Kouba Petr, Kohout Pavel, Haddadi Faraneh, Bushuiev Anton, Samusevich Raman, Sedlar Jiri, Damborsky Jiri, Pluskal Tomas, Sivic Josef, Mazurenko Stanislav
Loschmidt Laboratories, Department of Experimental Biology and RECETOX, Faculty of Science, Masaryk University, Kamenice 5, 625 00 Brno, Czech Republic.
Czech Institute of Informatics, Robotics and Cybernetics, Czech Technical University in Prague, Jugoslavskych partyzanu 1580/3, 160 00 Prague 6, Czech Republic.
ACS Catal. 2023 Oct 13;13(21):13863-13895. doi: 10.1021/acscatal.3c02743. eCollection 2023 Nov 3.
Recent progress in engineering highly promising biocatalysts has increasingly involved machine learning methods. These methods leverage existing experimental and simulation data to aid in the discovery and annotation of promising enzymes, as well as in suggesting beneficial mutations for improving known targets. The field of machine learning for protein engineering is gathering steam, driven by recent success stories and notable progress in other areas. It already encompasses ambitious tasks such as understanding and predicting protein structure and function, catalytic efficiency, enantioselectivity, protein dynamics, stability, solubility, aggregation, and more. Nonetheless, the field is still evolving, with many challenges to overcome and questions to address. In this Perspective, we provide an overview of ongoing trends in this domain, highlight recent case studies, and examine the current limitations of machine learning-based methods. We emphasize the crucial importance of thorough experimental validation of emerging models before their use for rational protein design. We present our opinions on the fundamental problems and outline the potential directions for future research.

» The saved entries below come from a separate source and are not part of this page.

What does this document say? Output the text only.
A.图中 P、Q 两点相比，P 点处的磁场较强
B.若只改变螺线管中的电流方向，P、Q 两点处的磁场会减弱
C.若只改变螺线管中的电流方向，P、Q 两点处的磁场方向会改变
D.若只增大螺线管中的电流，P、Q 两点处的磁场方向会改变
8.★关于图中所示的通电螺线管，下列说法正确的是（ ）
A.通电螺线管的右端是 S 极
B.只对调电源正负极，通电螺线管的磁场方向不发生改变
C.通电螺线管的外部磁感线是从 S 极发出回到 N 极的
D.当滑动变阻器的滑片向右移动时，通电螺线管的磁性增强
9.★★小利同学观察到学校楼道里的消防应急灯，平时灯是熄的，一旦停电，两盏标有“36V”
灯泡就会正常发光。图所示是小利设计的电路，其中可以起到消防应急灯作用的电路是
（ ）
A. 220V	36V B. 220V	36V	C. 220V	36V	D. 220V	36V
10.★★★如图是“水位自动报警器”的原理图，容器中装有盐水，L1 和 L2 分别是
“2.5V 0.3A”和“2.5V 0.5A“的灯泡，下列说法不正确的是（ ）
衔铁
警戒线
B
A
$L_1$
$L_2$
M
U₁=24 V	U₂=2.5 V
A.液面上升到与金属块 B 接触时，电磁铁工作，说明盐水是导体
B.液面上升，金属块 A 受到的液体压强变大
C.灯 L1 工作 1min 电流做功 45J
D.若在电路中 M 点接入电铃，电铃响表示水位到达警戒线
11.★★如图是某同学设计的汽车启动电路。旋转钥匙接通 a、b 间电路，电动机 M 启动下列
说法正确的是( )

在设计极具潜力的生物催化剂方面,近期的进展越来越多地涉及机器学习方法。这些方法利用现有的实验和模拟数据,以协助发现和注释有前景的酶,并为改进已知靶点提出有益的突变。蛋白质工程的机器学习领域正在蓬勃发展,这得益于近期的成功案例以及其他领域的显著进展。它已经涵盖了诸如理解和预测蛋白质结构与功能、催化效率、对映选择性、蛋白质动力学、稳定性、溶解度、聚集等雄心勃勃的任务。尽管如此,该领域仍在不断发展,有许多挑战需要克服,也有诸多问题需要解决。在这篇综述文章中,我们概述了该领域当前的发展趋势,突出了近期的案例研究,并审视了基于机器学习方法目前存在的局限性。我们强调在将新兴模型用于理性蛋白质设计之前,对其进行全面实验验证的至关重要性。我们阐述了对基本问题的看法,并概述了未来研究的潜在方向。